第75話
アーロンはエアーと光の精霊の存在については納得してくれた。
これからの移動の時にも、みつかりそうだったら手伝ってくれないか、と、俺経由で光の精霊にお願いしてくれた。光の精霊たちはプルプルっと震えてたので、一応、了解って意味なのだろう。
翌朝早く、俺たちはノドルドン商会の行商の集団に加わった。
アーロンは護衛として馬に乗っている。俺は、その前に頑張って乗っている。
「このペースだと、ヘリウス様の方が先にカイドンに着きそうだな」
「どこでアーロンの伝言を受けたかにもよるだろうけど」
まるでのんびりお散歩のようなペース(アーロンにしてみたら)。
俺もアーロンも焦りはあるが、集団の中の方が安全、というのも一理ある。
「よーし、休憩だ」
昼休憩と言われ、みんなが共用のスペースへと集まっていく。
しかし、俺とアーロンは、彼らから少し離れたところの木陰で休むことにした。ジョイソンさんは信用できても、他の面々はなんとも言えないからだ。特に、俺たち同様に護衛についている冒険者たちなんて、余計に。
俺たちは黒パンを片手に干し肉をしゃぶりながら、周囲を伺う。ここまで何度も野営をしてきたせいか、俺もそれなりになってきた……はずだ。見かけは5才児だけどな。
チラチラと俺たちを気にしながら食事をしている、別の冒険者パーティ。嫌な感じではないものの、関心をもたれているのが、落ち着かない。
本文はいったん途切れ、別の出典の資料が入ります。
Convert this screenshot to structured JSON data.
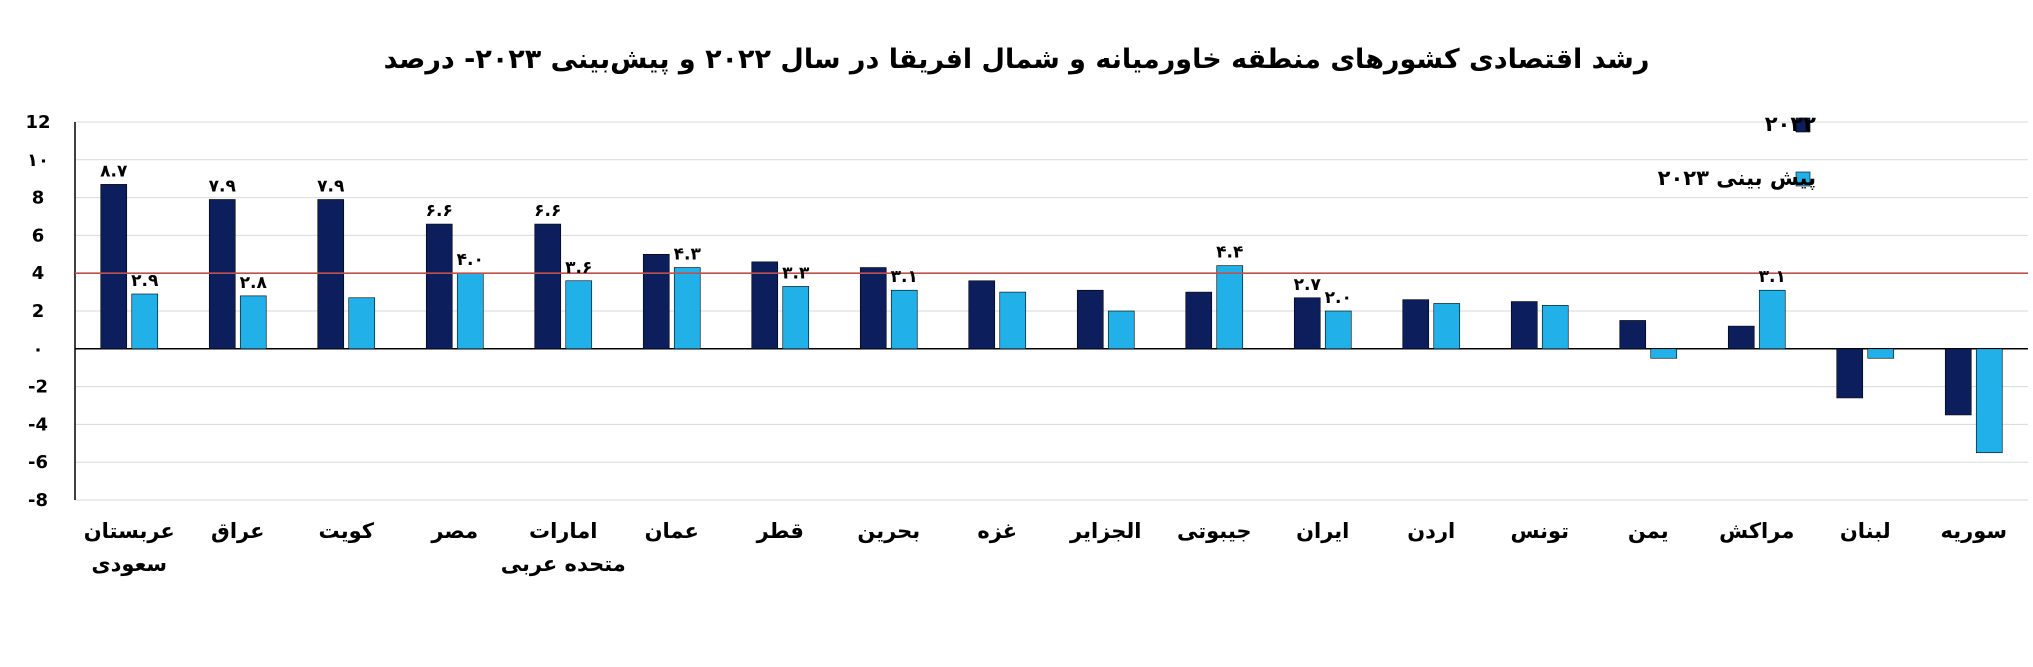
{
  "chart_data": {
    "type": "bar",
    "title": "رشد اقتصادی کشورهای منطقه خاورمیانه و شمال افریقا در سال ۲۰۲۲ و پیش‌بینی ۲۰۲۳- درصد",
    "categories": [
      [
        "عربستان",
        "سعودی"
      ],
      [
        "عراق"
      ],
      [
        "کویت"
      ],
      [
        "مصر"
      ],
      [
        "امارات",
        "متحده عربی"
      ],
      [
        "عمان"
      ],
      [
        "قطر"
      ],
      [
        "بحرین"
      ],
      [
        "غزه"
      ],
      [
        "الجزایر"
      ],
      [
        "جیبوتی"
      ],
      [
        "ایران"
      ],
      [
        "اردن"
      ],
      [
        "تونس"
      ],
      [
        "یمن"
      ],
      [
        "مراکش"
      ],
      [
        "لبنان"
      ],
      [
        "سوریه"
      ]
    ],
    "series": [
      {
        "name": "۲۰۲۲",
        "color": "#0c1f5c",
        "values": [
          8.7,
          7.9,
          7.9,
          6.6,
          6.6,
          5.0,
          4.6,
          4.3,
          3.6,
          3.1,
          3.0,
          2.7,
          2.6,
          2.5,
          1.5,
          1.2,
          -2.6,
          -3.5
        ],
        "data_labels": [
          "۸.۷",
          "۷.۹",
          "۷.۹",
          "۶.۶",
          "۶.۶",
          "",
          "",
          "",
          "",
          "",
          "",
          "۲.۷",
          "",
          "",
          "",
          "",
          "",
          ""
        ]
      },
      {
        "name": "پیش بینی ۲۰۲۳",
        "color": "#21b0e8",
        "values": [
          2.9,
          2.8,
          2.7,
          4.0,
          3.6,
          4.3,
          3.3,
          3.1,
          3.0,
          2.0,
          4.4,
          2.0,
          2.4,
          2.3,
          -0.5,
          3.1,
          -0.5,
          -5.5
        ],
        "data_labels": [
          "۲.۹",
          "۲.۸",
          "",
          "۴.۰",
          "۳.۶",
          "۴.۳",
          "۳.۳",
          "۳.۱",
          "",
          "",
          "۴.۴",
          "۲.۰",
          "",
          "",
          "",
          "۳.۱",
          "",
          ""
        ]
      }
    ],
    "reference_line": {
      "value": 4,
      "color": "#c0504d"
    },
    "ylim": [
      -8,
      12
    ],
    "yticks": [
      {
        "value": 12,
        "label": "12"
      },
      {
        "value": 10,
        "label": "۱۰"
      },
      {
        "value": 8,
        "label": "8"
      },
      {
        "value": 6,
        "label": "6"
      },
      {
        "value": 4,
        "label": "4"
      },
      {
        "value": 2,
        "label": "2"
      },
      {
        "value": 0,
        "label": "۰"
      },
      {
        "value": -2,
        "label": "-2"
      },
      {
        "value": -4,
        "label": "-4"
      },
      {
        "value": -6,
        "label": "-6"
      },
      {
        "value": -8,
        "label": "-8"
      }
    ],
    "grid": true,
    "legend_position": "top-right",
    "xlabel": "",
    "ylabel": ""
  }
}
「エアー、あっちの声、聞こえるようにすることできる?」
『できるぞ』
頼んだとたん、向こうの声が聞こえてきた。
ほとんどが、アーロンに関することばかり。やっぱり、かなりの有名人だったらしい。特に、女性の冒険者が小さい声でキャーキャー言ってる。
「アーロン、もてもてだね」
「ん?」
干し肉をむぐむぐしているアーロン。うん、気にしてない模様。
「いや、あっちの冒険者のおねーさんたちがさ」
「ああ、よくあることだ。気にしてない」
「よくあることなのかよっ!」
モテ男めっ!
「そういや、アーロンは奥さんとか、恋人とか、いないの? へリウスには奥さんも子供もいるって話だったけど」
「俺はまだいないな。へリウス様の話は有名だぞ」
「え、何々!」
どんな話なのかと身を乗り出して聞くと、なんと、へリウスの奥さんは『運命の番』なるものらしい。なんだよ、それ。貴族のご令嬢の護衛として出会ったらしいのだが、最初は散々だったらしい。
「散々って?」
「うーん、俺たち獣人ってのはよ、スキンシップが激しいというか? なんか、それで誤解を受けちまって、相手にしてもらえなかったらしい。それからは、必死に口説いて、なんとか結婚までこぎつけたらしいぞ」
「うん? でも、へリウスって王族なんでしょ?」
「相手は人族な上に、隣国の伯爵令嬢だったのさぁ。元はその国の王太子の婚約者だってのを、奪っちゃったらしい」
「……どこぞの物語かよ。っていうか、アーロンは随分詳しいな」
「ははは。獣人だったら、誰でも知ってる話さ。人族の恋人がいる奴は、同族へのスキンシップはほどほどにってな」
……反面教師か。
今度、へリウスに会った時、笑わないでいられるだろうか……無理だろうな。